Say hi to "OnePush", our new push delivery backend!

This past week, our team launched OnePush -- our new push delivery backend written in Rust. The number of developers using OneSignal has more than doubled since the start of the year. As our user base grows, the load on our system responsible for delivering notifications reaches closer and closer to 100% of our capacity during peak times. In order to ensure reliability and stability, we have been working on a successor for this system which can grow with us and our users.

Notifications sent per day

With OnePush, iOS notification delivery is up to 100x faster.
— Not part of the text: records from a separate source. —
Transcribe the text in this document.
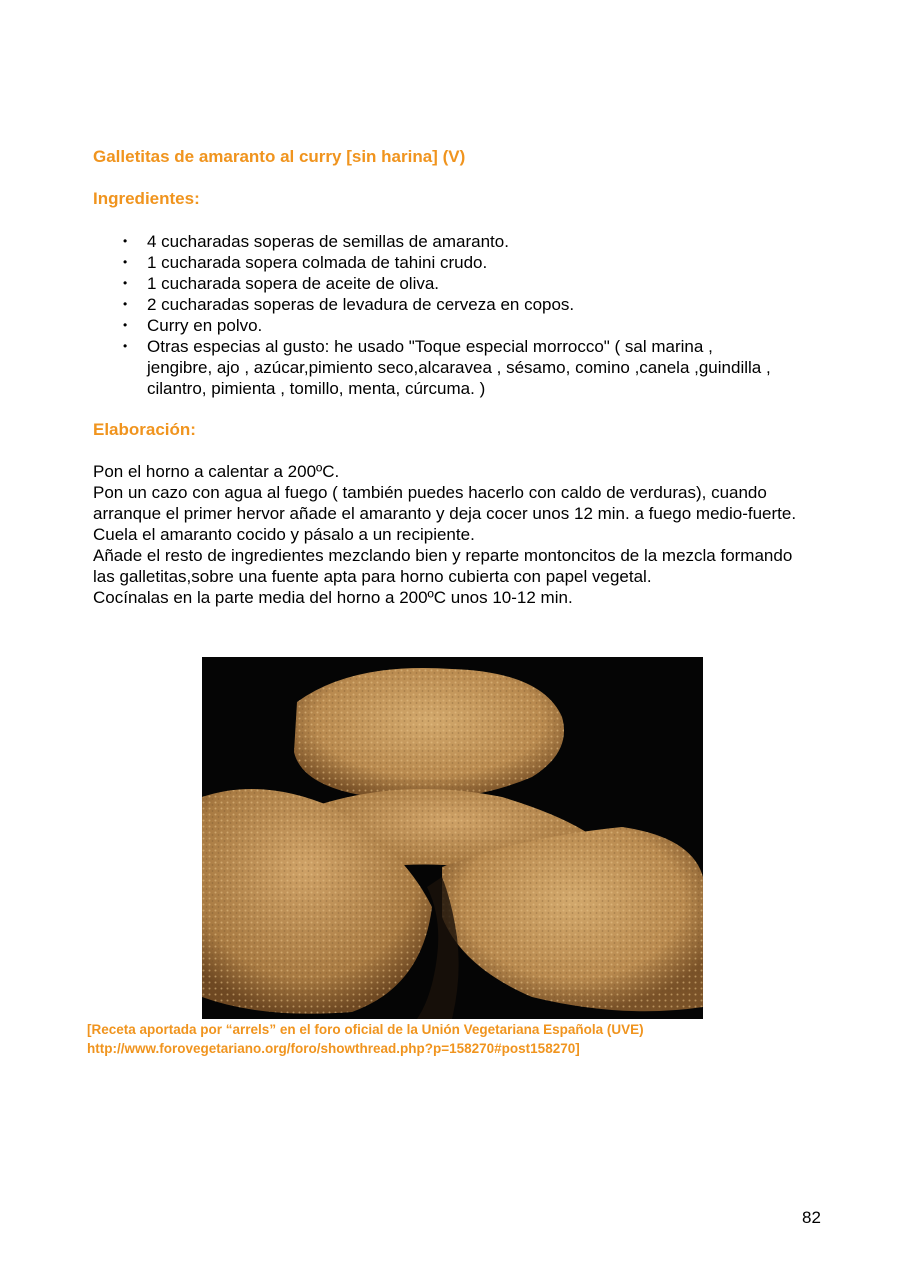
Galletitas de amaranto al curry [sin harina] (V)
Ingredientes:
• 4 cucharadas soperas de semillas de amaranto.
• 1 cucharada sopera colmada de tahini crudo.
• 1 cucharada sopera de aceite de oliva.
• 2 cucharadas soperas de levadura de cerveza en copos.
• Curry en polvo.
• Otras especias al gusto: he usado "Toque especial morrocco" ( sal marina , jengibre, ajo , azúcar,pimiento seco,alcaravea , sésamo, comino ,canela ,guindilla , cilantro, pimienta , tomillo, menta, cúrcuma. )
Elaboración:

Pon el horno a calentar a 200ºC.

Pon un cazo con agua al fuego ( también puedes hacerlo con caldo de verduras), cuando arranque el primer hervor añade el amaranto y deja cocer unos 12 min. a fuego medio-fuerte.

Cuela el amaranto cocido y pásalo a un recipiente.

Añade el resto de ingredientes mezclando bien y reparte montoncitos de la mezcla formando las galletitas,sobre una fuente apta para horno cubierta con papel vegetal.

Cocínalas en la parte media del horno a 200ºC unos 10-12 min.

[Receta aportada por “arrels” en el foro oficial de la Unión Vegetariana Española (UVE)

http://www.forovegetariano.org/foro/showthread.php?p=158270#post158270]

82
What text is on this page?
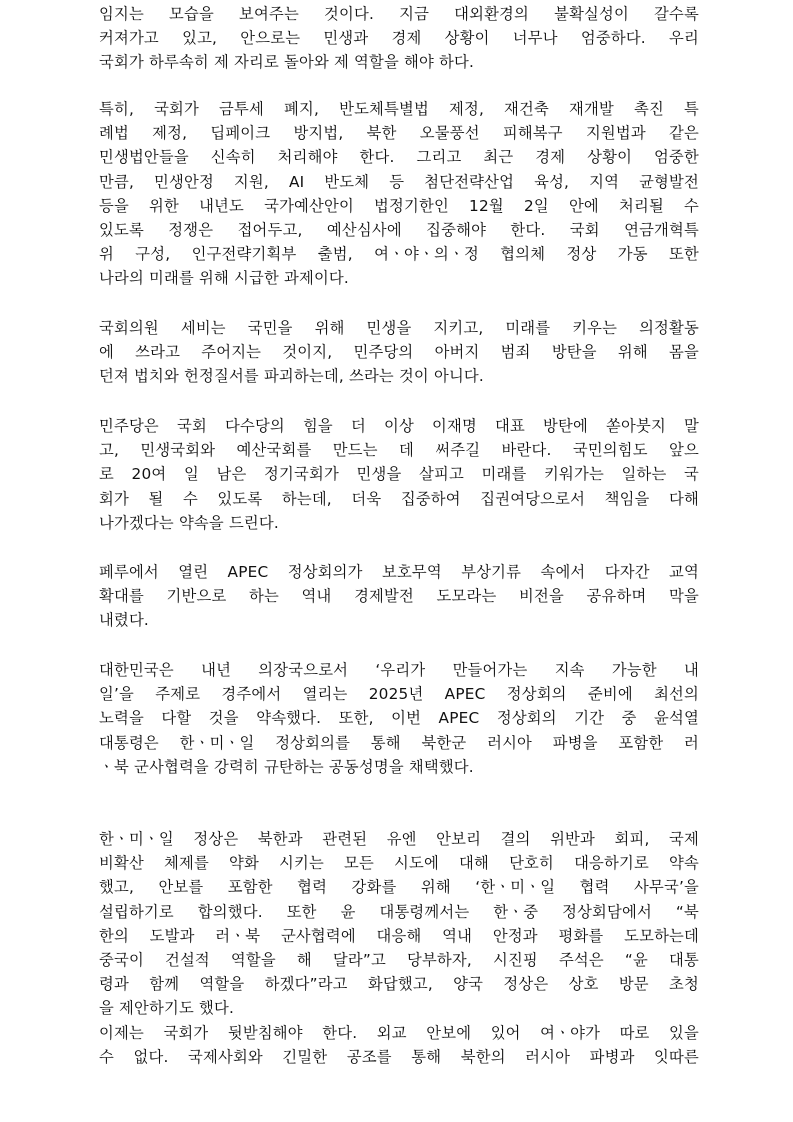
임지는 모습을 보여주는 것이다. 지금 대외환경의 불확실성이 갈수록
커져가고 있고, 안으로는 민생과 경제 상황이 너무나 엄중하다. 우리
국회가 하루속히 제 자리로 돌아와 제 역할을 해야 하다.
특히, 국회가 금투세 폐지, 반도체특별법 제정, 재건축 재개발 촉진 특
례법 제정, 딥페이크 방지법, 북한 오물풍선 피해복구 지원법과 같은
민생법안들을 신속히 처리해야 한다. 그리고 최근 경제 상황이 엄중한
만큼, 민생안정 지원, AI 반도체 등 첨단전략산업 육성, 지역 균형발전
등을 위한 내년도 국가예산안이 법정기한인 12월 2일 안에 처리될 수
있도록 정쟁은 접어두고, 예산심사에 집중해야 한다. 국회 연금개혁특
위 구성, 인구전략기획부 출범, 여ㆍ야ㆍ의ㆍ정 협의체 정상 가동 또한
나라의 미래를 위해 시급한 과제이다.
국회의원 세비는 국민을 위해 민생을 지키고, 미래를 키우는 의정활동
에 쓰라고 주어지는 것이지, 민주당의 아버지 범죄 방탄을 위해 몸을
던져 법치와 헌정질서를 파괴하는데, 쓰라는 것이 아니다.
민주당은 국회 다수당의 힘을 더 이상 이재명 대표 방탄에 쏟아붓지 말
고, 민생국회와 예산국회를 만드는 데 써주길 바란다. 국민의힘도 앞으
로 20여 일 남은 정기국회가 민생을 살피고 미래를 키워가는 일하는 국
회가 될 수 있도록 하는데, 더욱 집중하여 집권여당으로서 책임을 다해
나가겠다는 약속을 드린다.
페루에서 열린 APEC 정상회의가 보호무역 부상기류 속에서 다자간 교역
확대를 기반으로 하는 역내 경제발전 도모라는 비전을 공유하며 막을
내렸다.
대한민국은 내년 의장국으로서 ‘우리가 만들어가는 지속 가능한 내
일’을 주제로 경주에서 열리는 2025년 APEC 정상회의 준비에 최선의
노력을 다할 것을 약속했다. 또한, 이번 APEC 정상회의 기간 중 윤석열
대통령은 한ㆍ미ㆍ일 정상회의를 통해 북한군 러시아 파병을 포함한 러
ㆍ북 군사협력을 강력히 규탄하는 공동성명을 채택했다.
한ㆍ미ㆍ일 정상은 북한과 관련된 유엔 안보리 결의 위반과 회피, 국제
비확산 체제를 약화 시키는 모든 시도에 대해 단호히 대응하기로 약속
했고, 안보를 포함한 협력 강화를 위해 ‘한ㆍ미ㆍ일 협력 사무국’을
설립하기로 합의했다. 또한 윤 대통령께서는 한ㆍ중 정상회담에서 “북
한의 도발과 러ㆍ북 군사협력에 대응해 역내 안정과 평화를 도모하는데
중국이 건설적 역할을 해 달라”고 당부하자, 시진핑 주석은 “윤 대통
령과 함께 역할을 하겠다”라고 화답했고, 양국 정상은 상호 방문 초청
을 제안하기도 했다.
이제는 국회가 뒷받침해야 한다. 외교 안보에 있어 여ㆍ야가 따로 있을
수 없다. 국제사회와 긴밀한 공조를 통해 북한의 러시아 파병과 잇따른
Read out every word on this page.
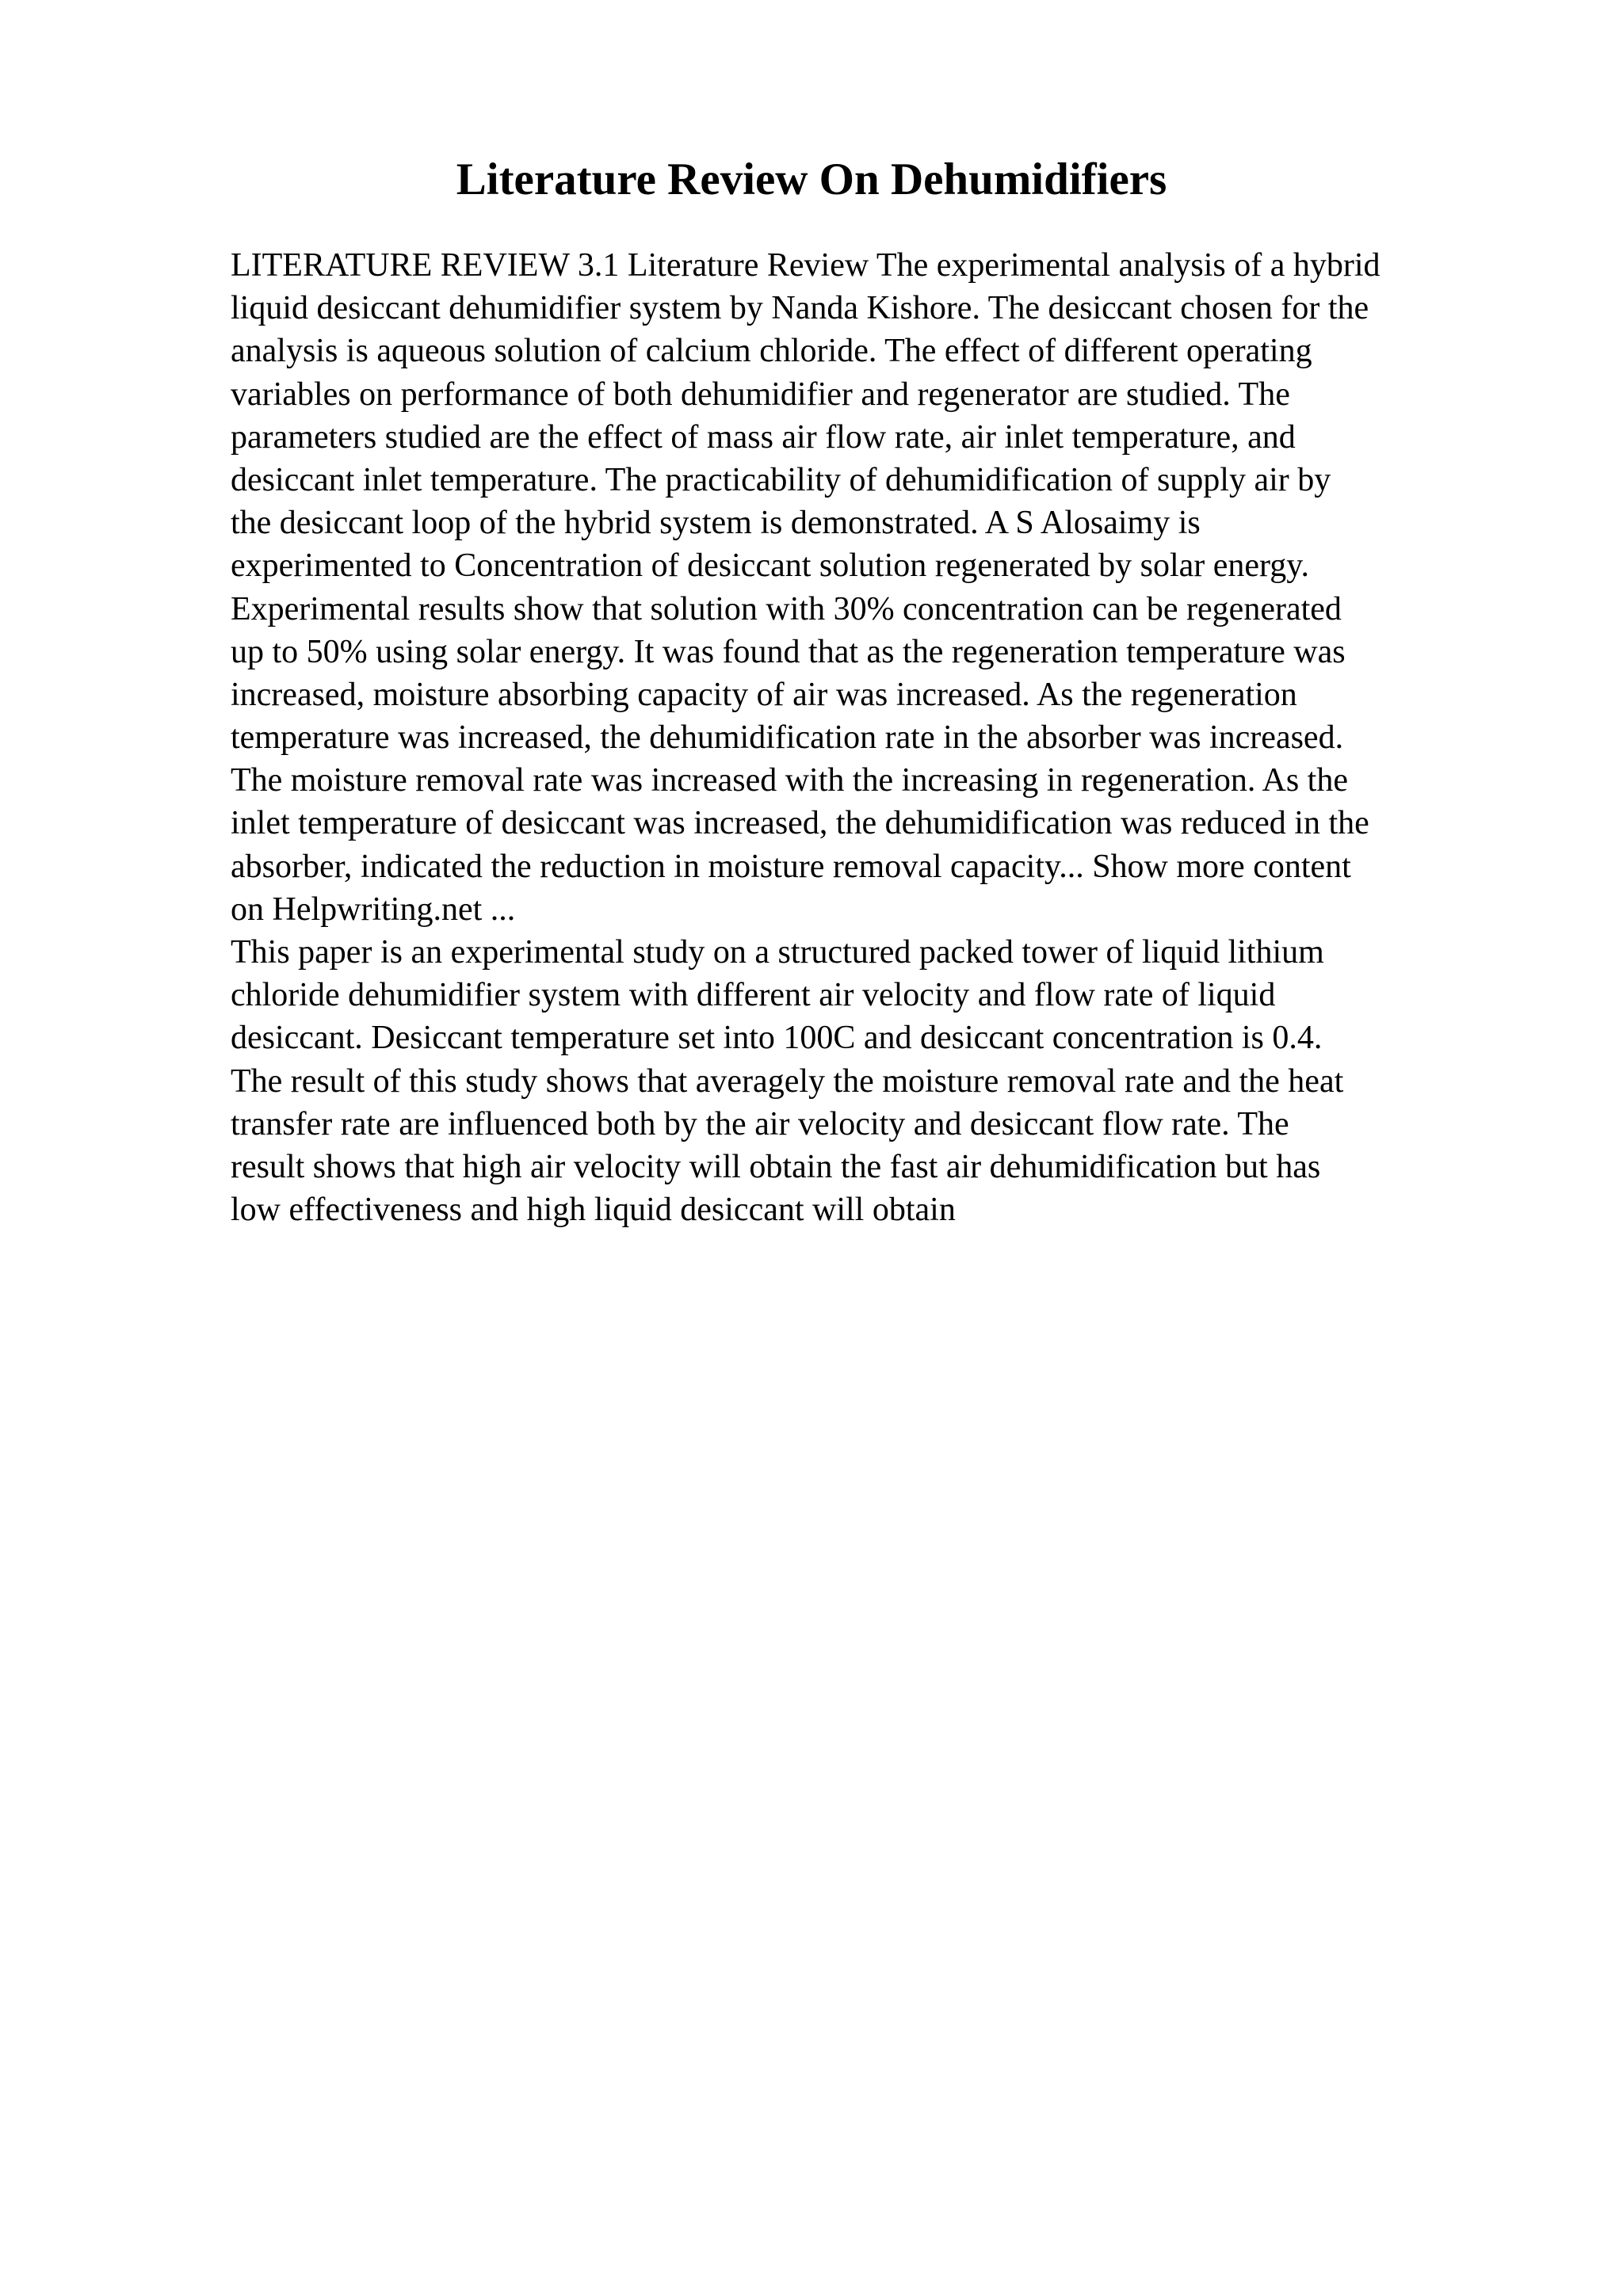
Literature Review On Dehumidifiers
LITERATURE REVIEW 3.1 Literature Review The experimental analysis of a hybrid
liquid desiccant dehumidifier system by Nanda Kishore. The desiccant chosen for the
analysis is aqueous solution of calcium chloride. The effect of different operating
variables on performance of both dehumidifier and regenerator are studied. The
parameters studied are the effect of mass air flow rate, air inlet temperature, and
desiccant inlet temperature. The practicability of dehumidification of supply air by
the desiccant loop of the hybrid system is demonstrated. A S Alosaimy is
experimented to Concentration of desiccant solution regenerated by solar energy.
Experimental results show that solution with 30% concentration can be regenerated
up to 50% using solar energy. It was found that as the regeneration temperature was
increased, moisture absorbing capacity of air was increased. As the regeneration
temperature was increased, the dehumidification rate in the absorber was increased.
The moisture removal rate was increased with the increasing in regeneration. As the
inlet temperature of desiccant was increased, the dehumidification was reduced in the
absorber, indicated the reduction in moisture removal capacity... Show more content
on Helpwriting.net ...
This paper is an experimental study on a structured packed tower of liquid lithium
chloride dehumidifier system with different air velocity and flow rate of liquid
desiccant. Desiccant temperature set into 100C and desiccant concentration is 0.4.
The result of this study shows that averagely the moisture removal rate and the heat
transfer rate are influenced both by the air velocity and desiccant flow rate. The
result shows that high air velocity will obtain the fast air dehumidification but has
low effectiveness and high liquid desiccant will obtain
We are now sending 100% of iOS and Safari Push Notifications through this new backend using Apple’s brand new HTTP/2 API. Notification delivery for Web Push, Android (GCM) and other platforms will be migrated to the new backend in the following weeks.

How do these improvements work?

Dramatic performance increases are able to be accomplished for two reasons:

  • Moving away from a dynamic language with a GIL (Ruby) to a compiled language with true multithreading (Rust)
  • Switching to Apple's new HTTP/2 delivery API.

Our previous delivery system was written in Ruby. As with other interpreted languages, Ruby has a global interpreter lock (aka the GIL) which prevents more than one Ruby thread in that process from executing in parallel. In addition to the GIL limitation, Ruby code is interpreted; this has the consequence of being generally slower than compiled code. Implementing the new system in Rust eliminated both limitations and allows us to fully utilize the infrastructure which runs our delivery system.

Apple's new HTTP/2 API is also a huge contributor to increased notification throughput. Without getting into too much detail, their legacy delivery API required resending every notification that you've already sent when a single notification from that stream had an error. The upper limit on transmissions with the old protocol is n! where n is the number of notifications; for example, this could occur where every notification in a set is rejected by Apple. This history makes the HTTP/2 API extremely attractive. Every notification gets a response and rejections do not require re-transmitting subsequently sent notifications.

What's Next?

Delivery for other push services supported by OneSignal will be added to OnePush over the coming weeks starting with Android, Chrome Web Push, and Firefox Web Push platforms.